Sublinhando que "a ciência não se compadece com a matriz política tradicional", Fausto Pinto defendeu que a colaboração entre decisores e comunidade científica "é fundamental" para atenuar a incerteza associada a situações sobre as quais não se dispõe de toda a informação.
"Este não é um problema político, é um problema de saúde pública. E os políticos não estão habituados a isto, não estão habituados à incerteza da ciência", assinalou.
O presidente do CEMP notou ainda "alguma precipitação" no processo de desconfinamento - não só pelo "desacerto de números e de coordenação de estratégias", mas também devido a alguma "falta de pedagogia" e um certo "excesso de otimismo" -, considerando que nesta fase "os números falam por si" e "não são nada positivos" para Portugal.

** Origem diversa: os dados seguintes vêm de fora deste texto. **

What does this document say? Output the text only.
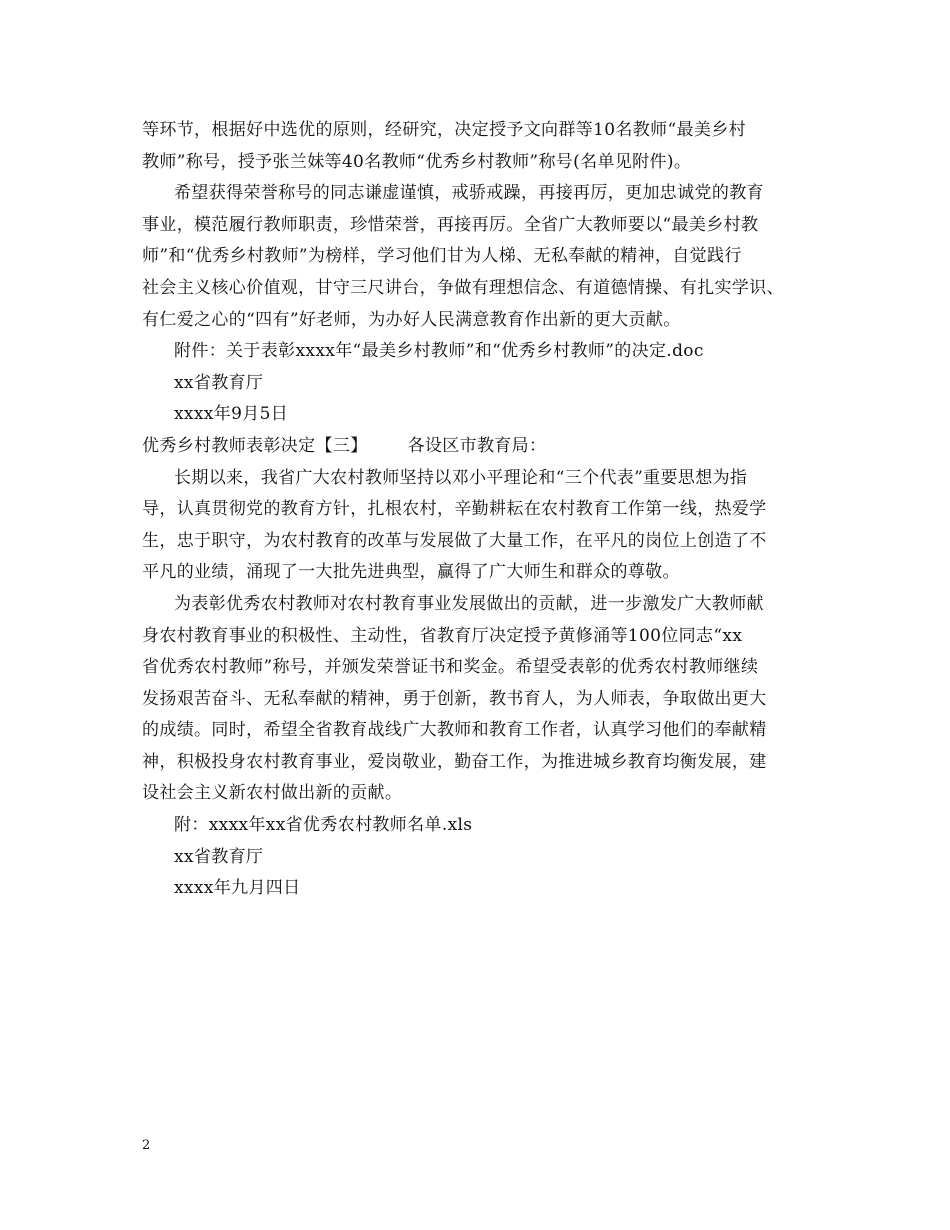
等环节，根据好中选优的原则，经研究，决定授予文向群等10名教师“最美乡村
教师”称号，授予张兰妹等40名教师“优秀乡村教师”称号(名单见附件)。
希望获得荣誉称号的同志谦虚谨慎，戒骄戒躁，再接再厉，更加忠诚党的教育
事业，模范履行教师职责，珍惜荣誉，再接再厉。全省广大教师要以“最美乡村教
师”和“优秀乡村教师”为榜样，学习他们甘为人梯、无私奉献的精神，自觉践行
社会主义核心价值观，甘守三尺讲台，争做有理想信念、有道德情操、有扎实学识、
有仁爱之心的“四有”好老师，为办好人民满意教育作出新的更大贡献。
附件：关于表彰xxxx年“最美乡村教师”和“优秀乡村教师”的决定.doc
xx省教育厅
xxxx年9月5日
优秀乡村教师表彰决定【三】 各设区市教育局：
长期以来，我省广大农村教师坚持以邓小平理论和“三个代表”重要思想为指
导，认真贯彻党的教育方针，扎根农村，辛勤耕耘在农村教育工作第一线，热爱学
生，忠于职守，为农村教育的改革与发展做了大量工作，在平凡的岗位上创造了不
平凡的业绩，涌现了一大批先进典型，赢得了广大师生和群众的尊敬。
为表彰优秀农村教师对农村教育事业发展做出的贡献，进一步激发广大教师献
身农村教育事业的积极性、主动性，省教育厅决定授予黄修涌等100位同志“xx
省优秀农村教师”称号，并颁发荣誉证书和奖金。希望受表彰的优秀农村教师继续
发扬艰苦奋斗、无私奉献的精神，勇于创新，教书育人，为人师表，争取做出更大
的成绩。同时，希望全省教育战线广大教师和教育工作者，认真学习他们的奉献精
神，积极投身农村教育事业，爱岗敬业，勤奋工作，为推进城乡教育均衡发展，建
设社会主义新农村做出新的贡献。
附：xxxx年xx省优秀农村教师名单.xls
xx省教育厅
xxxx年九月四日
2
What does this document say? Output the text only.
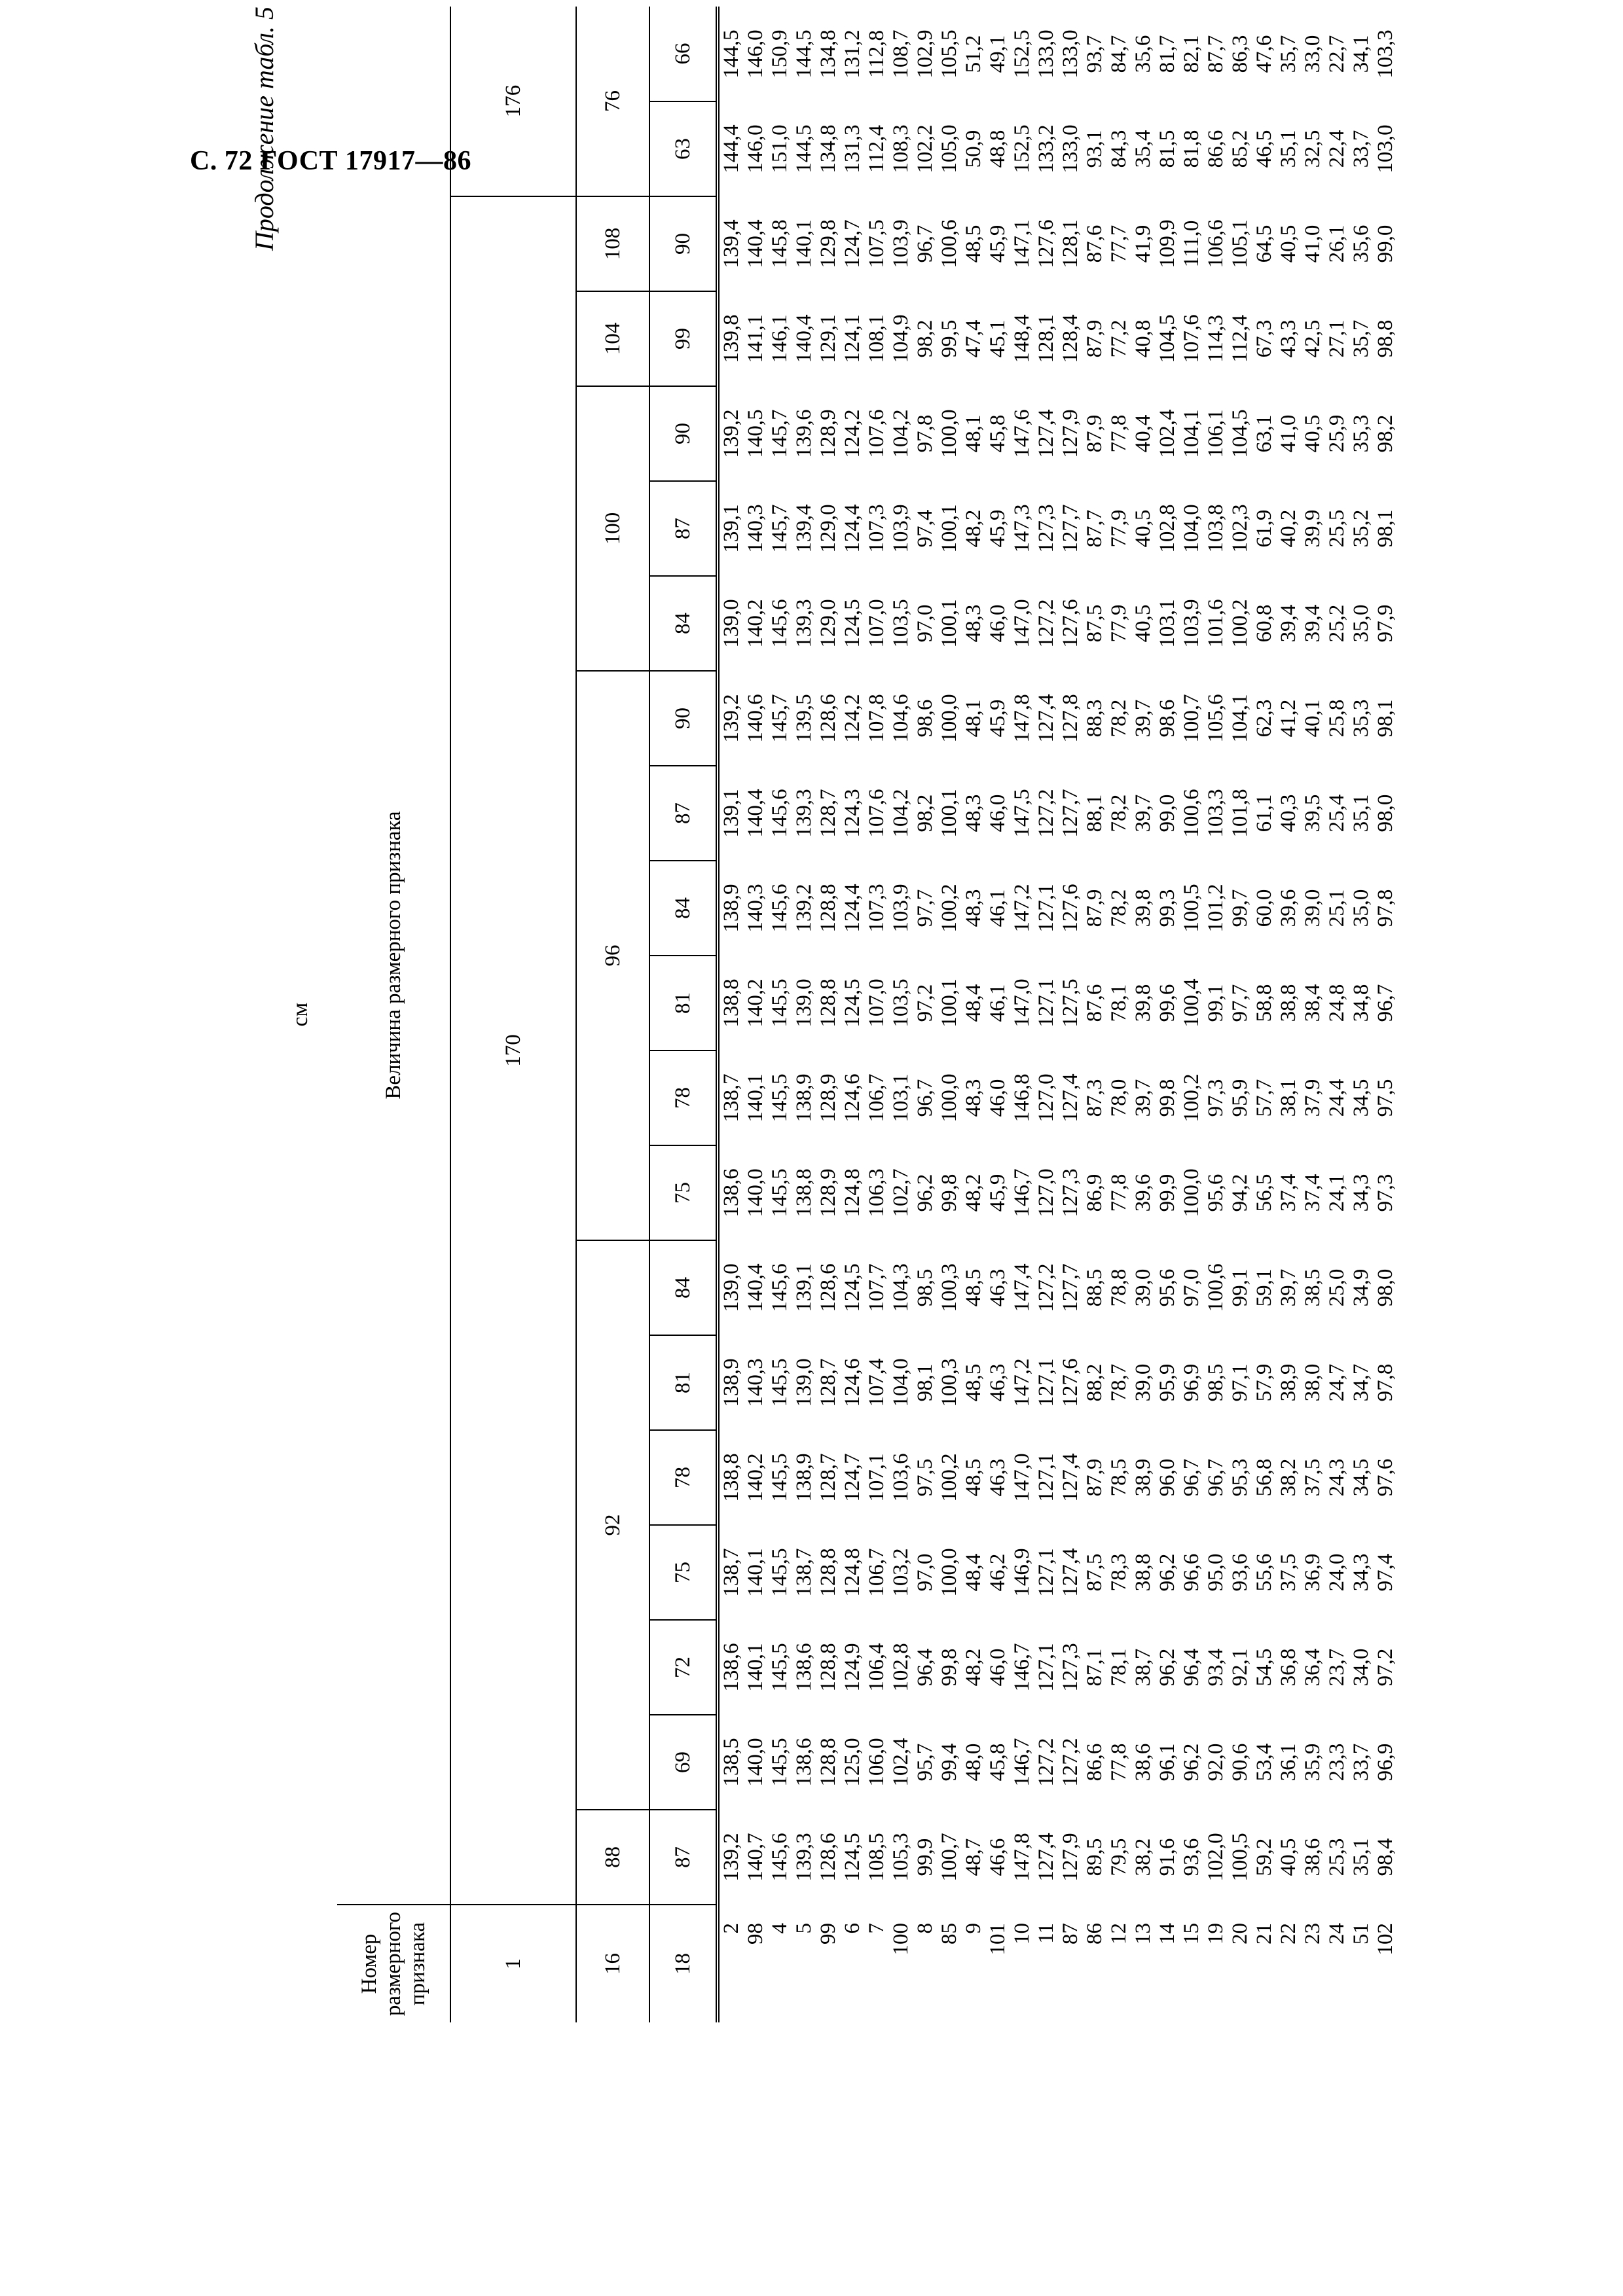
С. 72 ГОСТ 17917—86
Продолжение табл. 5
см
Номер размерного признака	Величина размерного признака																			
1	170																		176	
16	88	92						96						100			104	108	76	
18	87	69	72	75	78	81	84	75	78	81	84	87	90	84	87	90	99	90	63	66
2	139,2	138,5	138,6	138,7	138,8	138,9	139,0	138,6	138,7	138,8	138,9	139,1	139,2	139,0	139,1	139,2	139,8	139,4	144,4	144,5
98	140,7	140,0	140,1	140,1	140,2	140,3	140,4	140,0	140,1	140,2	140,3	140,4	140,6	140,2	140,3	140,5	141,1	140,4	146,0	146,0
4	145,6	145,5	145,5	145,5	145,5	145,5	145,6	145,5	145,5	145,5	145,6	145,6	145,7	145,6	145,7	145,7	146,1	145,8	151,0	150,9
5	139,3	138,6	138,6	138,7	138,9	139,0	139,1	138,8	138,9	139,0	139,2	139,3	139,5	139,3	139,4	139,6	140,4	140,1	144,5	144,5
99	128,6	128,8	128,8	128,8	128,7	128,7	128,6	128,9	128,9	128,8	128,8	128,7	128,6	129,0	129,0	128,9	129,1	129,8	134,8	134,8
6	124,5	125,0	124,9	124,8	124,7	124,6	124,5	124,8	124,6	124,5	124,4	124,3	124,2	124,5	124,4	124,2	124,1	124,7	131,3	131,2
7	108,5	106,0	106,4	106,7	107,1	107,4	107,7	106,3	106,7	107,0	107,3	107,6	107,8	107,0	107,3	107,6	108,1	107,5	112,4	112,8
100	105,3	102,4	102,8	103,2	103,6	104,0	104,3	102,7	103,1	103,5	103,9	104,2	104,6	103,5	103,9	104,2	104,9	103,9	108,3	108,7
8	99,9	95,7	96,4	97,0	97,5	98,1	98,5	96,2	96,7	97,2	97,7	98,2	98,6	97,0	97,4	97,8	98,2	96,7	102,2	102,9
85	100,7	99,4	99,8	100,0	100,2	100,3	100,3	99,8	100,0	100,1	100,2	100,1	100,0	100,1	100,1	100,0	99,5	100,6	105,0	105,5
9	48,7	48,0	48,2	48,4	48,5	48,5	48,5	48,2	48,3	48,4	48,3	48,3	48,1	48,3	48,2	48,1	47,4	48,5	50,9	51,2
101	46,6	45,8	46,0	46,2	46,3	46,3	46,3	45,9	46,0	46,1	46,1	46,0	45,9	46,0	45,9	45,8	45,1	45,9	48,8	49,1
10	147,8	146,7	146,7	146,9	147,0	147,2	147,4	146,7	146,8	147,0	147,2	147,5	147,8	147,0	147,3	147,6	148,4	147,1	152,5	152,5
11	127,4	127,2	127,1	127,1	127,1	127,1	127,2	127,0	127,0	127,1	127,1	127,2	127,4	127,2	127,3	127,4	128,1	127,6	133,2	133,0
87	127,9	127,2	127,3	127,4	127,4	127,6	127,7	127,3	127,4	127,5	127,6	127,7	127,8	127,6	127,7	127,9	128,4	128,1	133,0	133,0
86	89,5	86,6	87,1	87,5	87,9	88,2	88,5	86,9	87,3	87,6	87,9	88,1	88,3	87,5	87,7	87,9	87,9	87,6	93,1	93,7
12	79,5	77,8	78,1	78,3	78,5	78,7	78,8	77,8	78,0	78,1	78,2	78,2	78,2	77,9	77,9	77,8	77,2	77,7	84,3	84,7
13	38,2	38,6	38,7	38,8	38,9	39,0	39,0	39,6	39,7	39,8	39,8	39,7	39,7	40,5	40,5	40,4	40,8	41,9	35,4	35,6
14	91,6	96,1	96,2	96,2	96,0	95,9	95,6	99,9	99,8	99,6	99,3	99,0	98,6	103,1	102,8	102,4	104,5	109,9	81,5	81,7
15	93,6	96,2	96,4	96,6	96,7	96,9	97,0	100,0	100,2	100,4	100,5	100,6	100,7	103,9	104,0	104,1	107,6	111,0	81,8	82,1
19	102,0	92,0	93,4	95,0	96,7	98,5	100,6	95,6	97,3	99,1	101,2	103,3	105,6	101,6	103,8	106,1	114,3	106,6	86,6	87,7
20	100,5	90,6	92,1	93,6	95,3	97,1	99,1	94,2	95,9	97,7	99,7	101,8	104,1	100,2	102,3	104,5	112,4	105,1	85,2	86,3
21	59,2	53,4	54,5	55,6	56,8	57,9	59,1	56,5	57,7	58,8	60,0	61,1	62,3	60,8	61,9	63,1	67,3	64,5	46,5	47,6
22	40,5	36,1	36,8	37,5	38,2	38,9	39,7	37,4	38,1	38,8	39,6	40,3	41,2	39,4	40,2	41,0	43,3	40,5	35,1	35,7
23	38,6	35,9	36,4	36,9	37,5	38,0	38,5	37,4	37,9	38,4	39,0	39,5	40,1	39,4	39,9	40,5	42,5	41,0	32,5	33,0
24	25,3	23,3	23,7	24,0	24,3	24,7	25,0	24,1	24,4	24,8	25,1	25,4	25,8	25,2	25,5	25,9	27,1	26,1	22,4	22,7
51	35,1	33,7	34,0	34,3	34,5	34,7	34,9	34,3	34,5	34,8	35,0	35,1	35,3	35,0	35,2	35,3	35,7	35,6	33,7	34,1
102	98,4	96,9	97,2	97,4	97,6	97,8	98,0	97,3	97,5	96,7	97,8	98,0	98,1	97,9	98,1	98,2	98,8	99,0	103,0	103,3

"Há a necessidade de uma maior coordenação e uma estratégia mais bem definida, sobretudo, ao nível das estruturas de saúde pública, da identificação dos casos positivos e da existência de uma rede adequada no terreno", observou, acrescentando: "A única forma de ultrapassarmos isto é se as pessoas cumprirem as regras. Ninguém quer voltar ao confinamento, mas se isto correr muito mal pode não haver outra solução".
Em simultâneo, Fausto Pinto reconheceu que o passo seguinte da gestão da pandemia pode mesmo passar por outros intervenientes ao nível da coordenação das autoridades de saúde.
"Tínhamos todas as condições para sermos um bom exemplo e com aquela pressa toda estamos a ser agora um mau exemplo. Ficámos mal na fotografia e é preciso corrigir com as pessoas adequadas. Recorrendo a uma linguagem futebolística, às vezes são precisas 'chicotadas psicológicas'. Albert Einstein dizia que as mesmas soluções para os mesmos problemas dão os mesmos resultados. Se calhar, é preciso haver também algumas mudanças".
Sobre a evolução do combate ao novo coronavírus, o também diretor da Faculdade de Medicina da Universidade de Lisboa lembrou que são precisas semanas para ver resultados e que as decisões não podem ser tomadas em função da sua popularidade junto da população, sob pena de agravar a posição do país em relação aos demais parceiros europeus.
"O controlo vai depender muito da capacidade que as nossas autoridades de saúde e o Governo tiverem de poder enfrentar esta situação com medidas assertivas e uma boa organização, que permita no terreno a identificação das cadeias, a realização dos testes, e a pedagogia junto das pessoas. Há todo um trabalho que se não for feito de forma coordenada pode evoluir para uma situação mais complexa. Não se pode baixar a guarda", concluiu.
Portugal contabiliza pelo menos 1.620 mortos associados à covid-19 em 44.129 casos confirmados de infeção, segundo o último boletim da Direção-Geral da Saúde (DGS).
A pandemia de covid-19 já provocou mais de 535 mil mortos e infetou mais de 11,52 milhões de pessoas em 196 países e territórios, segundo um balanço feito pela agência francesa AFP.